03 October, 2010

This is the way the world ends

Richard Curtis' “mini-movie” No Pressure is a bloody disgrace. It takes a seriously wrongheaded approach to play so directly into climate change scepticism's paranoia. This was the joke:


In case you missed it, the joke is that moody people, uniformed children, dress-coded adults and relaxed celebrities alike, are the natural enemies of the passive-aggressive do-gooder, and will simply be put to death. Not because they disagree with the climate change science, or they don't think it's going to happen or affect them. Not for human reasons. Because they're moody and the 10:10 campaign doesn't understand why they're not complying. The same joke is repeated four times in four minutes, and as far as I can tell, no supplemental jokes are present to re-enforce the notion that it's meant to be funny. Humour is subjective, sure, but 10:10's defence of this “mini-movie” runs:

“Many people found the resulting film extremely funny, but unfortunately some didn't and we sincerely apologise...”

Really? Some people found that “extremely funny?” That is some super-subtle irony they're into. I'm going to go ahead and assume that these people were the same people that were involved in planning, writing and filming the ad. That it was a huge in-joke. Sort of like Richard Curtis' career should have been from the off. On twitter it was quickly pointed out to me that Curtis thinks that weather is affected by kissing. His input to the AGW debate should clearly have been a blast. Instead we get one joke, repeated four times, in four minutes. And it involves killing kids. Defending this thing on the basis of comedy is really not an option.

The conspiracy theorist in me loves the idea that this advert was never meant to air in cinemas. It was meant to offend, be pulled, kick up a media storm and put the 10:10 campaign in the news.

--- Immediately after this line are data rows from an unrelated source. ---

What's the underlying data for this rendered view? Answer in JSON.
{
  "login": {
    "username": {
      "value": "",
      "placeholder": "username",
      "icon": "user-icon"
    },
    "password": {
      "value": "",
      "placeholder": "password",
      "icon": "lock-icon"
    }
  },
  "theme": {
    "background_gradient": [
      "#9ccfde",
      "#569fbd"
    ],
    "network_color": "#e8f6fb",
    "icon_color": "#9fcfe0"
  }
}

In short, looking like a misjudgement is a great way to 'go viral.' The internet can be really bad at differentiating between circumventing censorship, and succumbing to a Trojan Streisand effect.

Still, we have a climate in which scowling people fare little better than gingers in the MIA-verse. Even David Ginola and Scully have to wipe the disdain off their faces. You would actually struggle to get much further from what we needed in the climate change discussion: a drastically illiberal angle that emphasises individual efforts when we desperately need a more structured action that gets at our largest corporate and governmental offenders, and that challenges the heaviest sources of carbon emission that fall outside any individual citizen's personal responsibility.